The Next Too store was on Gallowtree Gate and had a slightly younger/more preppy vibe than the more classic original Next Collection store that was situated on Humberstone Gate. There was also Next Lingerie, Next Accessories and two Next Menswear stores, all of which had a ‘high-end’ feeling about them. These stores, along with the amazing vintage shops and boutiques in places like Loesby Lane and the Silver Arcade put Leicester on the fashionista’s map back then.
It seemed inevitable that I would one day design for Next but it wasn’t until the early noughties that I started freelancing for them; designing prints, for kidswear, ladieswear and the home department. Before that, I worked for another George Davies company (and briefly for the man himself) at George@Asda and many of us local designers have hopped from one major retailer to another across the county over the years. Adams Childrenswear was a stone’s throw away in Nuneaton until the nineties and Boots, once the ‘go-to’ for baby clothes, was just up the road in Nottingham. If that wasn’t enough there were also many established suppliers such as Corah, T.W. Kempton, Pex, Wolsey, Byfords, Cherub and Brewins. Leicester is now home to the head offices of Next, George, Boohoo and Nutmeg with TU Clothing a short distance up the M69 in Coventry.
But it’s not all about manufacturing is it?
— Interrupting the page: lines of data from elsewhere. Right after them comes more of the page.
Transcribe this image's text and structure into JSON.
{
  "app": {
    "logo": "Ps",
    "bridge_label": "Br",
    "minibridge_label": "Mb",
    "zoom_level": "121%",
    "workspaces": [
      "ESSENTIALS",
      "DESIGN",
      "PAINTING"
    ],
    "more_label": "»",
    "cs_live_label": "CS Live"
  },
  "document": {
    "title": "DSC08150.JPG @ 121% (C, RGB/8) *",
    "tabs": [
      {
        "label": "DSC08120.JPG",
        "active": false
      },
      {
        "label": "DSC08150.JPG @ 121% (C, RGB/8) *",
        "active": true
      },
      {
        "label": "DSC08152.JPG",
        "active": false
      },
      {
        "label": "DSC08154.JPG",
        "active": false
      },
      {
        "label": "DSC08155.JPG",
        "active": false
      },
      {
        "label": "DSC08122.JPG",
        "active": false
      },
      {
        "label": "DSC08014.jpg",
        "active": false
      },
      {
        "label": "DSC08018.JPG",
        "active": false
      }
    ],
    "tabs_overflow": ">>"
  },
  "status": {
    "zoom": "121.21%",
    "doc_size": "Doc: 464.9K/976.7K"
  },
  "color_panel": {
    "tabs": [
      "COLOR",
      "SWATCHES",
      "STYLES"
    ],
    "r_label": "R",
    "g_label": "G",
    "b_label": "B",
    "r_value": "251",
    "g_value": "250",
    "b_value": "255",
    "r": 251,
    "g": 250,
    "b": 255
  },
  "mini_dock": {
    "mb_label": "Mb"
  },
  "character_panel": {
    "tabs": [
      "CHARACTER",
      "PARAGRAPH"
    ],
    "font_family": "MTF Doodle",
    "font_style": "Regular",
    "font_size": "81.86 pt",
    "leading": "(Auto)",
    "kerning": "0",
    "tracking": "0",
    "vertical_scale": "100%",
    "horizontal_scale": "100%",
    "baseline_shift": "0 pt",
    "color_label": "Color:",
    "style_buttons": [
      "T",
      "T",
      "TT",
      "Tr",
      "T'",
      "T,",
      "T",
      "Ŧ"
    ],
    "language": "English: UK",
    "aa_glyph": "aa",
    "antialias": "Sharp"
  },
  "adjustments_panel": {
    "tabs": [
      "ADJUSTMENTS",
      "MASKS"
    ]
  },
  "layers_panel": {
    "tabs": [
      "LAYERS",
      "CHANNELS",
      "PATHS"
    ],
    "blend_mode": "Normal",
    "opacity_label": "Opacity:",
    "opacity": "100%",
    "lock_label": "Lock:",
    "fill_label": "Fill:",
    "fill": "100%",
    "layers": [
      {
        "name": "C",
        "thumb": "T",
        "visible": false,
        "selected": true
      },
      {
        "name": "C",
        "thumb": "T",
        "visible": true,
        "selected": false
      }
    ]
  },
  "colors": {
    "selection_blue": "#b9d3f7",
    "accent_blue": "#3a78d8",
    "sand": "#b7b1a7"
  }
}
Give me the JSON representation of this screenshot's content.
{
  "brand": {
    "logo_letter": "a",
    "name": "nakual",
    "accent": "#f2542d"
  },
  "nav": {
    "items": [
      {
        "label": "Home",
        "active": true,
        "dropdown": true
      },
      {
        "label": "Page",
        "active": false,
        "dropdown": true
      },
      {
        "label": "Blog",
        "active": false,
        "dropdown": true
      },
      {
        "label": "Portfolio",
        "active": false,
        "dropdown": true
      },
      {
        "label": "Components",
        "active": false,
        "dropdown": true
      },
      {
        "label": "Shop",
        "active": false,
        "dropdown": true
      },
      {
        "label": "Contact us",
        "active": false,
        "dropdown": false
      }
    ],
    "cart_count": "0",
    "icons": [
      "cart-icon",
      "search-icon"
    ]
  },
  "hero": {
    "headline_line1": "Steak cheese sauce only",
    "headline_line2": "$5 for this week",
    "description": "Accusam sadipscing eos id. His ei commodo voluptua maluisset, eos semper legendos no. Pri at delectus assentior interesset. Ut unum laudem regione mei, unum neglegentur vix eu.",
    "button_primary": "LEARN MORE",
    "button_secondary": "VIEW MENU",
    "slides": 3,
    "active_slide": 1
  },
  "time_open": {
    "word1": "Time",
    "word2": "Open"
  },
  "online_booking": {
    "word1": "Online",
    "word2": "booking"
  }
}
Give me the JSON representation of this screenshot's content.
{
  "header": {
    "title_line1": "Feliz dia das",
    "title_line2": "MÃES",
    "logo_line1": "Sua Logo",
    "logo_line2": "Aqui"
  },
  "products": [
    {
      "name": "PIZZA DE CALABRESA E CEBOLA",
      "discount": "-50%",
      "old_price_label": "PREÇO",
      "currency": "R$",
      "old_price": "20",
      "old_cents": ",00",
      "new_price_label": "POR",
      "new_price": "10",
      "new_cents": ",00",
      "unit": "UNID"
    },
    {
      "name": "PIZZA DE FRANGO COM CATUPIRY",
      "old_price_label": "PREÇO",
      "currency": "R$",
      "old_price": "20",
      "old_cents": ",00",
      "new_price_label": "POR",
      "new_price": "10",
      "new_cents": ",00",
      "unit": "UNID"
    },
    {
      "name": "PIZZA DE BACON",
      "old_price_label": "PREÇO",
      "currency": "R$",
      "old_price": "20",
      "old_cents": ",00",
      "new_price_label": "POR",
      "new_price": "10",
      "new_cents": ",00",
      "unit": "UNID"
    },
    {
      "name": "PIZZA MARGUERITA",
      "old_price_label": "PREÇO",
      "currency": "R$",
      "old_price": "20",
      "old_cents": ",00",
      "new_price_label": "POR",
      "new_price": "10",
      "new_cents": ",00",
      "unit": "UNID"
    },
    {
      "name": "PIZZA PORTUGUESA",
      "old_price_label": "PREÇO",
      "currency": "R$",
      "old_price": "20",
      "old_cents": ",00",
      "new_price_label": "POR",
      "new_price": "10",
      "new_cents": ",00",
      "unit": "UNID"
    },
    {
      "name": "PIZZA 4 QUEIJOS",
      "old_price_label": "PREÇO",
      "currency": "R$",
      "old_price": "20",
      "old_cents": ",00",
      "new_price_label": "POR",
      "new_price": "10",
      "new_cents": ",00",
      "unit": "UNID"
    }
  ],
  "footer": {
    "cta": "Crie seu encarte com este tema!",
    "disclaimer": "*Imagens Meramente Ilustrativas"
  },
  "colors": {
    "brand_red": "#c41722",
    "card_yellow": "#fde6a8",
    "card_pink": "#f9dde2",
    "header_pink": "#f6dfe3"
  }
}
During the seventies and eighties, new exotic threads were woven into Leicester’s textile history with the opulent shot satins and vibrant silk sari fabrics that shimmered in the windows of shops on Melton Road and the bright, bold Caribbean influences that we see showcased in the vivid costumes at our annual Caribbean Carnival. Though much of Leicester’s textile trade shifted abroad in the nineties, the city was still able to maintain its rich culture of creativity through textiles and hopefully now, with the rise of yarn bombs, sewing and knitting groups, such as the ones contributing to the Leicester Textile Festival, the tradition looks set to continue.
Recently, I fell out of love with fashion. Fast fashion has devalued design; no sooner a garment is in store it’s discarded, modern processes that are applied to fabric, garments and yarn are damaging to the environment and the historic and ongoing exploitation of textile workers is well documented. These aspects of textile production are nothing to be proud of. However, the Leicester Textile Festival looks set to be the celebration of all the good things about textiles (community, creativity and commerce) that we need to rejuvenate and will hopefully inspire a new generation for a more sustainable, more ethical future that doesn’t need to be any less creative, inclusive or collaborative than its past.
It’s sometimes easy to forget that textiles gave me, a working class Leicester girl (from St Peter’s Estate and New Parks), a shot at the creative career I craved as a teenager. Had I have not grown up in the city I wouldn’t have had access to so many work opportunities, been able to connect with so many creatives, nor would I have been inspired by such a rich and diverse culture that is, in many respects, the very fabric of our city.